There is a flaw tough, title are the same as a "required text property" in the sense entities cannot have an empty title. Since entities are created BEFORE you can have any suggestions, it is going to fall short when it comes to the task of assigning titles or required text field values for new entities. I think this is a more complex scenario that we don't need to account for now. The alternative for this is, as it is working today, you are going to receive suggestions for this type of properties (titles, required text) IF you have a document for that particular language.

Furthermore, the aggregations are not Language aware. The aggregations are ONE for all languages of the collection.

This is not correct. In the table we should have one row per document (not per entity), so the aggregations should reflect these rows and segregate by language. Meaning, if an entity has 3 suggestions (3 rows, 3 documents), the filters need to reflect 3 numbers in whatever categories they belong (match, mismatch, etc).

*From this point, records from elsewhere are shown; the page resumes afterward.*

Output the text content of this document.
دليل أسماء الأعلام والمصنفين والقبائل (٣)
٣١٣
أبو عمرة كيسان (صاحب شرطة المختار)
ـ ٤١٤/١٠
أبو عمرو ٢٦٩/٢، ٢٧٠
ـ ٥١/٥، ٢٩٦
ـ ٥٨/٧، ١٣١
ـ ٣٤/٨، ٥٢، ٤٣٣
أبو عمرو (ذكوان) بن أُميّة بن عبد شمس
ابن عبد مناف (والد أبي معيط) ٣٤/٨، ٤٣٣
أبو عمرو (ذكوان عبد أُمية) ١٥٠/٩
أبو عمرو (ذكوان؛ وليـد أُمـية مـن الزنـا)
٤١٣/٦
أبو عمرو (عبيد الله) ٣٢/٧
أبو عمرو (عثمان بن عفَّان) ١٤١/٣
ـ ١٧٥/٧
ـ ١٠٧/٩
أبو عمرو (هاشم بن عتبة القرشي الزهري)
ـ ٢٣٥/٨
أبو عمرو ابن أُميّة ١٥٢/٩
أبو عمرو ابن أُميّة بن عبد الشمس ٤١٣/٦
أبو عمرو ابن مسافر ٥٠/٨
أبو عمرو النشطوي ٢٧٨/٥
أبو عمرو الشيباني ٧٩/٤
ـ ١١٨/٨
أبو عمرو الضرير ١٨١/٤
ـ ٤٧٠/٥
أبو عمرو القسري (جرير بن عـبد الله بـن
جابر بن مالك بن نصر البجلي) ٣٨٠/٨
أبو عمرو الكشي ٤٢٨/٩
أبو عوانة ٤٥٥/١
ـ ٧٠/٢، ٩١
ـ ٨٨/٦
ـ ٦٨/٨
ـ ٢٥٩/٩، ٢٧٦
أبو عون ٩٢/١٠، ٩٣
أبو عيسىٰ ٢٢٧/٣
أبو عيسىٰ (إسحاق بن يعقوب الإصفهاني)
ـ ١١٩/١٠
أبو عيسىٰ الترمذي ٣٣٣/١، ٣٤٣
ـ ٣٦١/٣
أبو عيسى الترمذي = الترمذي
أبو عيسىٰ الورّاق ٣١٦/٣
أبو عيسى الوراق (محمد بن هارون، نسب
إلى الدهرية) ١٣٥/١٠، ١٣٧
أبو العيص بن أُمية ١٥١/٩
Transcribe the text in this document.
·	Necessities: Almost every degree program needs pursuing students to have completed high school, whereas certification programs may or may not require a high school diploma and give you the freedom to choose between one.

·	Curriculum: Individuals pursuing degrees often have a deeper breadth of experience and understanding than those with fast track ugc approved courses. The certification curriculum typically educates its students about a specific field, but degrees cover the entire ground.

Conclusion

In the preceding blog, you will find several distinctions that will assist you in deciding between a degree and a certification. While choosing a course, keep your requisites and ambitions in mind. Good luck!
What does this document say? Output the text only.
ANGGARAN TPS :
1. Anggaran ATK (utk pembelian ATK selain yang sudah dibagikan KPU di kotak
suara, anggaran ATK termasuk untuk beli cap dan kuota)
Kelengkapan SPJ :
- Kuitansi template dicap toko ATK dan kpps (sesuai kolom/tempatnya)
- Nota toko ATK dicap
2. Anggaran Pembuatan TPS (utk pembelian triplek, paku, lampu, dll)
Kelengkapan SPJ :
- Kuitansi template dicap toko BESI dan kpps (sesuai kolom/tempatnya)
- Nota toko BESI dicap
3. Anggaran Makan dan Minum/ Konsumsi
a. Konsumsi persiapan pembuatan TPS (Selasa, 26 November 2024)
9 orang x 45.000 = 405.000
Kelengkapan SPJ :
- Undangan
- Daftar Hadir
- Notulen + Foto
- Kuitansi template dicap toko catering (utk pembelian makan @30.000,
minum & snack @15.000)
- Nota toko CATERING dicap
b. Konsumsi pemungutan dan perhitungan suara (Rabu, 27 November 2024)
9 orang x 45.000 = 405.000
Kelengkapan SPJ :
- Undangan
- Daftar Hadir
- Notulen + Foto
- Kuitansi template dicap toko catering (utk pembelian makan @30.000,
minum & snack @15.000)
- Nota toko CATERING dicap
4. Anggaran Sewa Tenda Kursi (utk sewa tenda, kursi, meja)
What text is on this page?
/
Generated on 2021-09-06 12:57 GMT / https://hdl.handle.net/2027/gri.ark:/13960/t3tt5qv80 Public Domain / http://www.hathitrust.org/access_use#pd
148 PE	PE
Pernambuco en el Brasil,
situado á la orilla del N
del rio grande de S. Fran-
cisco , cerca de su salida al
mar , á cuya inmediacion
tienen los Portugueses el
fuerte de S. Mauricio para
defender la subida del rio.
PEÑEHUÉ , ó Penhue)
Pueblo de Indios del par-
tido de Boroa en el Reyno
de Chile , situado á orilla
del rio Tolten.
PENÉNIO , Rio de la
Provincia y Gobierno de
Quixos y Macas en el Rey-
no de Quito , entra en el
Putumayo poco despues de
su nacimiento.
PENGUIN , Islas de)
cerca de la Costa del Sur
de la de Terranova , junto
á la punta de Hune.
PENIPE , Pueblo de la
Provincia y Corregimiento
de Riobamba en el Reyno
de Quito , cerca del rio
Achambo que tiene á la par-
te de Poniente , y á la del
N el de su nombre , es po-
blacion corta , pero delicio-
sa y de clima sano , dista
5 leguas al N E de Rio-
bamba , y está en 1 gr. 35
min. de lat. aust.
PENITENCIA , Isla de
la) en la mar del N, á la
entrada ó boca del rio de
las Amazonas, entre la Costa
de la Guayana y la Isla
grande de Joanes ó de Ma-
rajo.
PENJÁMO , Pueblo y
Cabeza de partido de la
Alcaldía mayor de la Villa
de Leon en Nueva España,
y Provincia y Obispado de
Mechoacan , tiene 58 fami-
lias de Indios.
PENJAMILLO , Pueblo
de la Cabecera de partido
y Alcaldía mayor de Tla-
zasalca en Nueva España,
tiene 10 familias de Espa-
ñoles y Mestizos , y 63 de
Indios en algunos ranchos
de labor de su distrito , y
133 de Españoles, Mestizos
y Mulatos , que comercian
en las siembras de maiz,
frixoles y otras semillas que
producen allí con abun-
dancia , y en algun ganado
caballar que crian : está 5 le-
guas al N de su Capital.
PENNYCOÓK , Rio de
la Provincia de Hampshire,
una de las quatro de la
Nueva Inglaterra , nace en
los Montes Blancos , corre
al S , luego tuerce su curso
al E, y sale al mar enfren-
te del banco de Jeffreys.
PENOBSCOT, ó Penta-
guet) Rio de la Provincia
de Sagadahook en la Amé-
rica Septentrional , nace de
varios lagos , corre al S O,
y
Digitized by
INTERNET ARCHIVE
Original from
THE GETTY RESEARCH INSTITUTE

RafaPolit commented 1 month ago

I guess this is actually potentially destroying user values?

Yes. Values set by user.

This is not correct. In the table we should have one row per document (not per entity), so the aggregations should reflect these rows and segregate by language. Meaning, if an entity has 3 suggestions (3 rows, 3 documents), the filters need to reflect 3 numbers in whatever categories they belong (match, mismatch, etc).

We do have one row per document. But that doesn't mean we have one per language. Documents are not directly a 1-to-1 match with interface languages. So, if I have a collection with EN and SP, and I have three documents, one in EN, one in SP and one in PT... what is the expected behavior of accepting a suggestion in each of the languages? What language should I update if the person accepts the PT suggestion?

txau commented 1 month ago

We do have one row per document. But that doesn't mean we have one per language. Documents are not directly a 1-to-1 match with interface languages. So, if I have a collection with EN and SP, and I have three documents, one in EN, one in SP and one in PT... what is the expected behavior of accepting a suggestion in each of the languages? What language should I update if the person accepts the PT suggestion?

In that case, we shouldn't have suggestions for documents in a language that does not exist in the interface language.

There is another tricky case, if we have more than one document in the same language. This scenario shouldn't happen as per Uwazi design, but as of today, it is doable. I think it is ok to allow IX to have more than one row per language in this case until we fix this on the Uwazi end.